As a general rule I like to live in the ‘here and now’. Ordinarily I don’t choose to get out old photographs or reminisce about days gone by. Maybe I’m different in this regard to other people who (quite often, in my experience) seem to enjoy looking back, or rather at least knowing that, if they wished, they could go to a shelf in their bookcase – or to the attic – pull out a relevant album, scrapbook or ‘box of stuff’ and recover hopefully favourite family or other memories.
Amidst all the fun and laughter that my daughter and I had yesterday, I had one or two sobering encounters.
Such as seeing photographs of two of my oldest and closest male friends – separately and together – who both died before the age of forty-five, one from a heart attack and the other by his own hand.
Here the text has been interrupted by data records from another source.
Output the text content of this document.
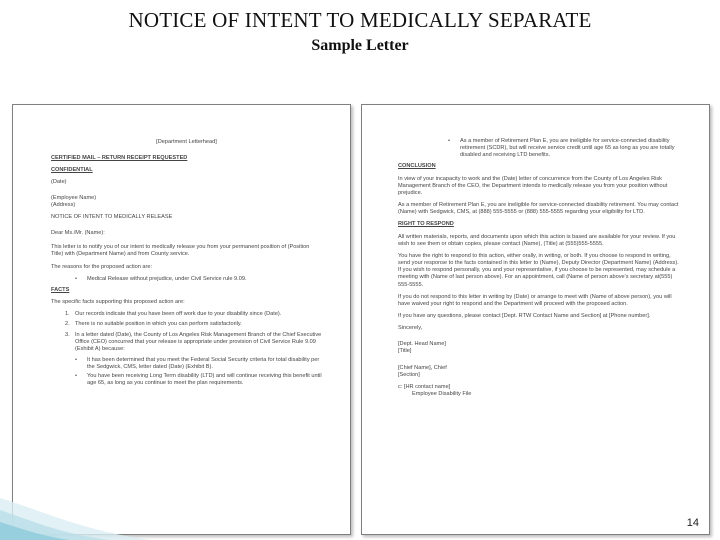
NOTICE OF INTENT TO MEDICALLY SEPARATE
Sample Letter

[Department Letterhead]

CERTIFIED MAIL – RETURN RECEIPT REQUESTED

CONFIDENTIAL

(Date)

(Employee Name)
(Address)

NOTICE OF INTENT TO MEDICALLY RELEASE

Dear Ms./Mr. (Name):

This letter is to notify you of our intent to medically release you from your permanent position of (Position Title) with (Department Name) and from County service.

The reasons for the proposed action are:

•	Medical Release without prejudice, under Civil Service rule 9.09.

FACTS

The specific facts supporting this proposed action are:

1. Our records indicate that you have been off work due to your disability since (Date).
2. There is no suitable position in which you can perform satisfactorily.
3. In a letter dated (Date), the County of Los Angeles Risk Management Branch of the Chief Executive Office (CEO) concurred that your release is appropriate under provision of Civil Service Rule 9.09 (Exhibit A) because:
•	It has been determined that you meet the Federal Social Security criteria for total disability per the Sedgwick, CMS, letter dated (Date) (Exhibit B).
•	You have been receiving Long Term disability (LTD) and will continue receiving this benefit until age 65, as long as you continue to meet the plan requirements.
•	As a member of Retirement Plan E, you are ineligible for service-connected disability retirement (SCDR), but will receive service credit until age 65 as long as you are totally disabled and receiving LTD benefits.

CONCLUSION

In view of your incapacity to work and the (Date) letter of concurrence from the County of Los Angeles Risk Management Branch of the CEO, the Department intends to medically release you from your position without prejudice.

As a member of Retirement Plan E, you are ineligible for service-connected disability retirement. You may contact (Name) with Sedgwick, CMS, at (888) 555-5555 or (888) 555-5555 regarding your eligibility for LTD.

RIGHT TO RESPOND

All written materials, reports, and documents upon which this action is based are available for your review. If you wish to see them or obtain copies, please contact (Name), (Title) at (555)555-5555.

You have the right to respond to this action, either orally, in writing, or both. If you choose to respond in writing, send your response to the facts contained in this letter to (Name), Deputy Director (Department Name) (Address). If you wish to respond personally, you and your representative, if you choose to be represented, may schedule a meeting with (Name of last person above). For an appointment, call (Name of person above's secretary at(555) 555-5555.

If you do not respond to this letter in writing by (Date) or arrange to meet with (Name of above person), you will have waived your right to respond and the Department will proceed with the proposed action.

If you have any questions, please contact [Dept. RTW Contact Name and Section] at [Phone number].

Sincerely,

[Dept. Head Name]
[Title]
[Chief Name], Chief
[Section]
c: [HR contact name]
Employee Disability File
14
Or leafing through albums of my wedding photographs, honeymoon and family holidays which seemed yesterday to belong to someone else’s life altogether although I simultaneously knew they belonged to mine. Equally worrying was that – on two or three occasions – I had zero previous recall of the holidays or occasions featured. In other words, although I readily accepted the photographic evidence, had I not seen these images yesterday, in at least one example I would have been unable to recall ever visiting the country concerned in my life!
Or recoiling in horror at some of the clothes fashions and hairstyles on display, from the 1970s, 1980s and 1990s.
[At some point in the future, long after I’m gone, are they – with fading colour and watery definition – really going to be the only evidence of my (and other people’s) existence that my great-grandchildren will have available to them?].